Sein Leben war langweilig, trostlos, bitter. In der Schule krochen ihm alle förmlich in den Hintern, nur weil er der Sohn des Kuu Hizuri war und in der Welt von Hollywood, die Welt, in die er so gerne gehören würde, verachteten ihn alle. Weil er der Sohn Kuu Hizuris war. Kuu, Kuu, Kuu, immer nur Kuu.

Wann würde endlich jemand erkennen, dass er nicht sein Vater war? Er war Kuon!

Oder war er vielleicht doch nur eine Kopie dieses Menschen?
 

Seine Mutter rief ihn zum Abendessen. Kurz spielte er mit dem Gedanken, sie zu ignorieren, doch da er wusste, was er damit auslösen würde, rappelte er sich schließlich auf und schlich nach unten. Es gab einen schnellen, einfachen Eintopf. Während sie sich schweigend gegenüber saßen und die Suppe löffelten, sah Kuon sie verstohlen an.
 

Vor langer Zeit war Julie Hizuri eine Schönheit gewesen, doch nun war nur noch wenig davon zu erkennen. Ihr Gesicht war blass geworden, ihre Haare stumpf und glanzlos. Doch am schlimmsten waren ihre Augen. Ihre leeren, leblosen Augen.

Sie würde es heute wieder tun. Sie sah immer so aus, bevor sie es tat.
 

Auf einmal fokussierte sich ihr Blick auf sein Gesicht und Kuon hielt mitten in seiner Bewegung inne, um darauf zu warten, was nun kommen würde.

„Habt ihr ein gutes Training gehabt?“, fragte sie monoton. Wahrscheinlich interessierte es sie nicht einmal.

„Ja, es war recht angenehm“, entgegnete er und ließ seinen Löffel auf den tiefen Teller sinken, in Erwartung auf weitere Fragen. Doch sie kamen nicht.

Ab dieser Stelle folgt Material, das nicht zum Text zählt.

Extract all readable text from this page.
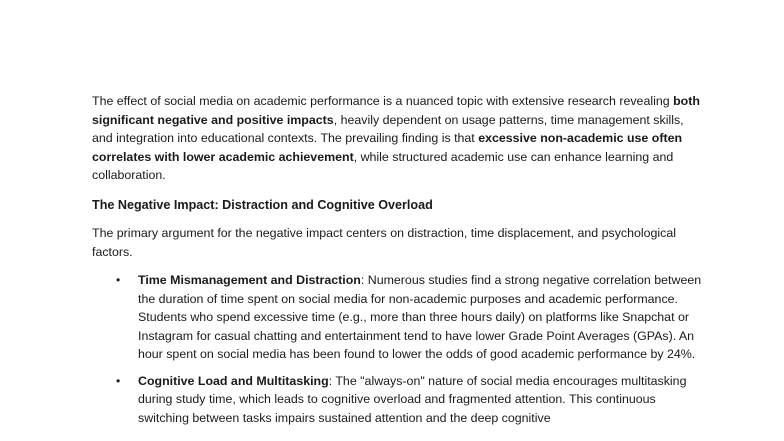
The effect of social media on academic performance is a nuanced topic with extensive research revealing both significant negative and positive impacts, heavily dependent on usage patterns, time management skills, and integration into educational contexts. The prevailing finding is that excessive non-academic use often correlates with lower academic achievement, while structured academic use can enhance learning and collaboration.

The Negative Impact: Distraction and Cognitive Overload

The primary argument for the negative impact centers on distraction, time displacement, and psychological factors.

• Time Mismanagement and Distraction: Numerous studies find a strong negative correlation between the duration of time spent on social media for non-academic purposes and academic performance. Students who spend excessive time (e.g., more than three hours daily) on platforms like Snapchat or Instagram for casual chatting and entertainment tend to have lower Grade Point Averages (GPAs). An hour spent on social media has been found to lower the odds of good academic performance by 24%.
• Cognitive Load and Multitasking: The "always-on" nature of social media encourages multitasking during study time, which leads to cognitive overload and fragmented attention. This continuous switching between tasks impairs sustained attention and the deep cognitive
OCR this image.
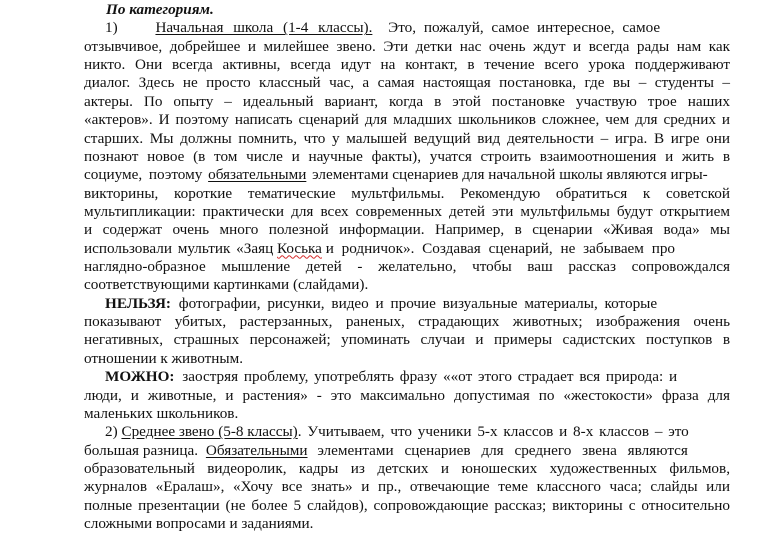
По категориям.
1) Начальная школа (1-4 классы). Это, пожалуй, самое интересное, самое
отзывчивое, добрейшее и милейшее звено. Эти детки нас очень ждут и всегда рады нам как
никто. Они всегда активны, всегда идут на контакт, в течение всего урока поддерживают
диалог. Здесь не просто классный час, а самая настоящая постановка, где вы – студенты –
актеры. По опыту – идеальный вариант, когда в этой постановке участвую трое наших
«актеров». И поэтому написать сценарий для младших школьников сложнее, чем для средних и
старших. Мы должны помнить, что у малышей ведущий вид деятельности – игра. В игре они
познают новое (в том числе и научные факты), учатся строить взаимоотношения и жить в
социуме, поэтому обязательными элементами сценариев для начальной школы являются игры-
викторины, короткие тематические мультфильмы. Рекомендую обратиться к советской
мультипликации: практически для всех современных детей эти мультфильмы будут открытием
и содержат очень много полезной информации. Например, в сценарии «Живая вода» мы
использовали мультик «Заяц Коська и родничок». Создавая сценарий, не забываем про
наглядно-образное мышление детей - желательно, чтобы ваш рассказ сопровождался
соответствующими картинками (слайдами).
НЕЛЬЗЯ: фотографии, рисунки, видео и прочие визуальные материалы, которые
показывают убитых, растерзанных, раненых, страдающих животных; изображения очень
негативных, страшных персонажей; упоминать случаи и примеры садистских поступков в
отношении к животным.
МОЖНО: заостряя проблему, употреблять фразу ««от этого страдает вся природа: и
люди, и животные, и растения» - это максимально допустимая по «жестокости» фраза для
маленьких школьников.
2) Среднее звено (5-8 классы). Учитываем, что ученики 5-х классов и 8-х классов – это
большая разница. Обязательными элементами сценариев для среднего звена являются
образовательный видеоролик, кадры из детских и юношеских художественных фильмов,
журналов «Ералаш», «Хочу все знать» и пр., отвечающие теме классного часа; слайды или
полные презентации (не более 5 слайдов), сопровождающие рассказ; викторины с относительно
сложными вопросами и заданиями.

„Kommt Vater heute wieder nicht nach Hause?“, wollte er deshalb wissen.

Sie ließ den Löffel fallen, den sie gerade an ihren Mund hatte führen wollen, woraufhin der Eintopf in ihrem Teller sich gleichmäßig auf dem Tisch und ihrer Kleidung verteilte. Mit fest zusammengekniffenen Mund stand sie auf und holte einen Lappen, um das ganze aufzuwischen.
 

„Er hat einen Vertrag für einen neuen Film geschlossen“, erklärte sie ihm schließlich, ohne ihn anzusehen. „Es wird dauern, bis er wiederkommt.“

Kuon nickte daraufhin und fuhr mit ihr gemeinsam fort, das Abendessen zu verspeisen. Danach räumte er unaufgefordert die Teller weg und dankte ihr für die Zubereitung des Essens.

Sie gab keine Regung von sich, als er sich auf dem Weg zurück in sein Zimmer machte.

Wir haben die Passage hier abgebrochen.